At his final campaign rally Friday, Orban claimed that supplying Ukraine with weapons — something that Hungary, alone among Ukraine’s EU neighbours, has refused to do — would make the country a military target, and that sanctioning Russian energy imports would cripple Hungary’s own economy.

“This isn’t our war, we have to stay out of it,” Orban said.

Ukrainian President Volodymyr Zelensky on Saturday depicted the Hungarian leader as out of touch with the rest of Europe, which has united to condemn Putin, support sanctions against Russia and send aid including weapons to Ukraine.

“He is virtually the only one in Europe to openly support Mr.
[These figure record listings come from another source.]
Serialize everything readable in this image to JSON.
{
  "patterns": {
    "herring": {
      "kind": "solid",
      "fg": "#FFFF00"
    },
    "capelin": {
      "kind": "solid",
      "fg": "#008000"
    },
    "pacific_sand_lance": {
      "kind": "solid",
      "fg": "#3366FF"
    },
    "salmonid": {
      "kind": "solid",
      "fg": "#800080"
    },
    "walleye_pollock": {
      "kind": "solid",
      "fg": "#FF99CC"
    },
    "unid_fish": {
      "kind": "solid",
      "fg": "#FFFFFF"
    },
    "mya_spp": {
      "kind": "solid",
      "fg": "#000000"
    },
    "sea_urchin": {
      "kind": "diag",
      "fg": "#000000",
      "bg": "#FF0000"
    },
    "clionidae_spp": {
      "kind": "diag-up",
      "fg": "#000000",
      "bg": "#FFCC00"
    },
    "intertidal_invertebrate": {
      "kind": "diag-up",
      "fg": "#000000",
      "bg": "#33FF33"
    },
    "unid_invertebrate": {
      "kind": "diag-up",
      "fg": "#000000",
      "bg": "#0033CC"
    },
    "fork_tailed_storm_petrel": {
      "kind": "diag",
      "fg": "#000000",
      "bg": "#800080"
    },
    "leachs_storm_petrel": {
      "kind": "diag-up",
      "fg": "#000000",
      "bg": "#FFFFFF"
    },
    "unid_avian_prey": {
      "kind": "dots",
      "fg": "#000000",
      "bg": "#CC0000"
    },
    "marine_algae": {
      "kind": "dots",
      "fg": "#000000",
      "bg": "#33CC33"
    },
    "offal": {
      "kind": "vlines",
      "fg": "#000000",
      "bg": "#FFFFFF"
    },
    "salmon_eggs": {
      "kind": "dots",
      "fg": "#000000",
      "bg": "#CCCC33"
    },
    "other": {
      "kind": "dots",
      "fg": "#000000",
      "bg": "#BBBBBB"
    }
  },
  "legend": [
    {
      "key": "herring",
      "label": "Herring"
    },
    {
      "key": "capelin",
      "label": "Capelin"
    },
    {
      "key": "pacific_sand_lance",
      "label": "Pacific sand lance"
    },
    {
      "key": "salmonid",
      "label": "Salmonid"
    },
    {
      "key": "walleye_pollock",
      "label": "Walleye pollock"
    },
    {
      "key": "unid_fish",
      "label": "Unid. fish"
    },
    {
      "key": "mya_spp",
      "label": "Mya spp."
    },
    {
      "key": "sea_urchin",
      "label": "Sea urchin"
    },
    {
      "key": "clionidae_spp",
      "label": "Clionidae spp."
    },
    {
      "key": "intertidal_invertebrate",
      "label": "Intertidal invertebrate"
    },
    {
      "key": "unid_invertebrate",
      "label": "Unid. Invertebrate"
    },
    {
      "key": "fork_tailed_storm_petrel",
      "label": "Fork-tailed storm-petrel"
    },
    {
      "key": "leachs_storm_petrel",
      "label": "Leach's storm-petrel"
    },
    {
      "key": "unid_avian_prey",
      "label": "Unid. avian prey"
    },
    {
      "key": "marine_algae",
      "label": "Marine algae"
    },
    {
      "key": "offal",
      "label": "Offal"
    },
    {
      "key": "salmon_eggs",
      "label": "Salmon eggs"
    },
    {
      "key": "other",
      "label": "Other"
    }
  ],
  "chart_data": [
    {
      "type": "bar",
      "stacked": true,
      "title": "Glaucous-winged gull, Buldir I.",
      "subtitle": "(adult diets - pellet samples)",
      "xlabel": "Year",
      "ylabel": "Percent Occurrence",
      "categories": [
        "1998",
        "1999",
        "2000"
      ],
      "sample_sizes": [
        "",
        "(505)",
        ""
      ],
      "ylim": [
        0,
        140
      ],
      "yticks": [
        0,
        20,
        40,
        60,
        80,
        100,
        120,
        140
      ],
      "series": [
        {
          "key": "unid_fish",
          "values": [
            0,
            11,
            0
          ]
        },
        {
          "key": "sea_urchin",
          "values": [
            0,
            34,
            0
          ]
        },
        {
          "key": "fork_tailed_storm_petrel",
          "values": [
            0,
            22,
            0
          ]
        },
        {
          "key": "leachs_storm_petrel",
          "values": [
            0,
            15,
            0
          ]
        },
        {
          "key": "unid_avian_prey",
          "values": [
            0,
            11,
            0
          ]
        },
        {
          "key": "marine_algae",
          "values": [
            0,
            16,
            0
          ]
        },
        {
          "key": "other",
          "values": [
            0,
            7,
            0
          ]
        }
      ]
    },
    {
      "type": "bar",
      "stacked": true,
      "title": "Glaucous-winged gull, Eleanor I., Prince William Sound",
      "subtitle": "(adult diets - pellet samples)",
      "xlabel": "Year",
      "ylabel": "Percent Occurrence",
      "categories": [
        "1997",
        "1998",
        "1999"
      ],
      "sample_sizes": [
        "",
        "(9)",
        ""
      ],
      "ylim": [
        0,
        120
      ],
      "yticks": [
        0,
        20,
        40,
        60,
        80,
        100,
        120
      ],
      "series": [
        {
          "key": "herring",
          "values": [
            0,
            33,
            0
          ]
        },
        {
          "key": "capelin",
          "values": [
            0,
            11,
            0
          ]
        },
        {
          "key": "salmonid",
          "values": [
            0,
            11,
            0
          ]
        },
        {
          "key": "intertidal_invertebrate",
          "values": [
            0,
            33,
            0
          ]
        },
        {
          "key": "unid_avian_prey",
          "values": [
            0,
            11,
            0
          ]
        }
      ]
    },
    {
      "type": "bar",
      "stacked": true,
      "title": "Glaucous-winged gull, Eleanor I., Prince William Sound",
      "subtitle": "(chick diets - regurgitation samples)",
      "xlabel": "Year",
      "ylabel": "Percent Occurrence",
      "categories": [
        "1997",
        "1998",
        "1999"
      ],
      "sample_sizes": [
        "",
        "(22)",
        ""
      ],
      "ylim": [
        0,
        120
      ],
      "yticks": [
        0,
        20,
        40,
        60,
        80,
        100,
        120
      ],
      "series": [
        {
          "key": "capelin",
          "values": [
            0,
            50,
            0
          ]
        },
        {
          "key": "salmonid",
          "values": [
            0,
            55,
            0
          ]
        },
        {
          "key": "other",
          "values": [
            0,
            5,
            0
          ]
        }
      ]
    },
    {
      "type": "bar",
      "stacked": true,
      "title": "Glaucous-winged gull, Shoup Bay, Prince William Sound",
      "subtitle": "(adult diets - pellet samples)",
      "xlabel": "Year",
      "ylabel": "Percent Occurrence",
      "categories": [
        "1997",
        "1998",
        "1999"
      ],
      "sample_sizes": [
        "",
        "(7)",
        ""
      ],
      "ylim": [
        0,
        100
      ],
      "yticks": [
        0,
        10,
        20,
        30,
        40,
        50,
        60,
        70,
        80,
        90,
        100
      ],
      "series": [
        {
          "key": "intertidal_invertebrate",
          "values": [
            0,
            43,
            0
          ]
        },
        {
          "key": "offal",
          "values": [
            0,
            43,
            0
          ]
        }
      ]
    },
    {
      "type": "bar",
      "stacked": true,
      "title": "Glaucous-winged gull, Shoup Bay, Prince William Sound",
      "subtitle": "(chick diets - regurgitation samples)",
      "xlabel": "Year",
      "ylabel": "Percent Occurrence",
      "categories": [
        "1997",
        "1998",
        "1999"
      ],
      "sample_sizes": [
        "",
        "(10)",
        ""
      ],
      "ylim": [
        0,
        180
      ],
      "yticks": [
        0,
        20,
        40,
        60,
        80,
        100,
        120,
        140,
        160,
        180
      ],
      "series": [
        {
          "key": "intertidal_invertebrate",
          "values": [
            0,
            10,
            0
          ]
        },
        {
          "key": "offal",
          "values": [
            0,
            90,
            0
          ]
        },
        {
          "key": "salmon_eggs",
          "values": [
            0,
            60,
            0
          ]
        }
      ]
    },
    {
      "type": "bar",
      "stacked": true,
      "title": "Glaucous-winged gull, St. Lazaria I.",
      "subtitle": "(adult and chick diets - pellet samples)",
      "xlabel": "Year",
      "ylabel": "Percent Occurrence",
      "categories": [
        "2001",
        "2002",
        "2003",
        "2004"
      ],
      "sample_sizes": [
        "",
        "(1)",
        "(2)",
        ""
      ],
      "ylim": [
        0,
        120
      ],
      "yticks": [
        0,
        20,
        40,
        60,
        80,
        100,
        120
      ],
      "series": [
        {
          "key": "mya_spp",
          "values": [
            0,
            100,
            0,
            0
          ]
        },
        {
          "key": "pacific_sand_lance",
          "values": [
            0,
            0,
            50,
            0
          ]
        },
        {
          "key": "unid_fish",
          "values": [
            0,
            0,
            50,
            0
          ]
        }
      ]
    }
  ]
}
Putin,” Zelensky said.

While speaking to supporters on Sunday, Orban singled out Zelensky as part of the “overwhelming force” that he said his party had struggled against in the election — “the left at home, the international left all around, the Brussels bureaucrats, the Soros empire with all its money, the international mainstream media, and in the end, even the Ukrainian president.”

Prime Minister Viktor Orban claimed a mandate for a fourth consecutive term, in a speech in a Budapest on Sunday as election results were still being counted. (Bernadett Szabo/Reuters)

Orban — a fierce critic of immigration, LGBTQ rights and “EU bureaucrats” — has garnered the admiration of right-wing nationalists across Europe and North America. He has taken many of Hungary’s democratic institutions under his control and depicted himself as a defender of European Christianity against Muslim migrants, progressives and the “LGBTQ lobby.”

Along with the election to parliament, a referendum on LGBTQ issues was being held Sunday. The questions pertained to sex education programs in schools and the availability to children of information about sex reassignment.

The Organization For Security and Cooperation in Europe sent a full observation mission to Hungary to monitor Sunday’s election, only the second time it has done so in a European Union country.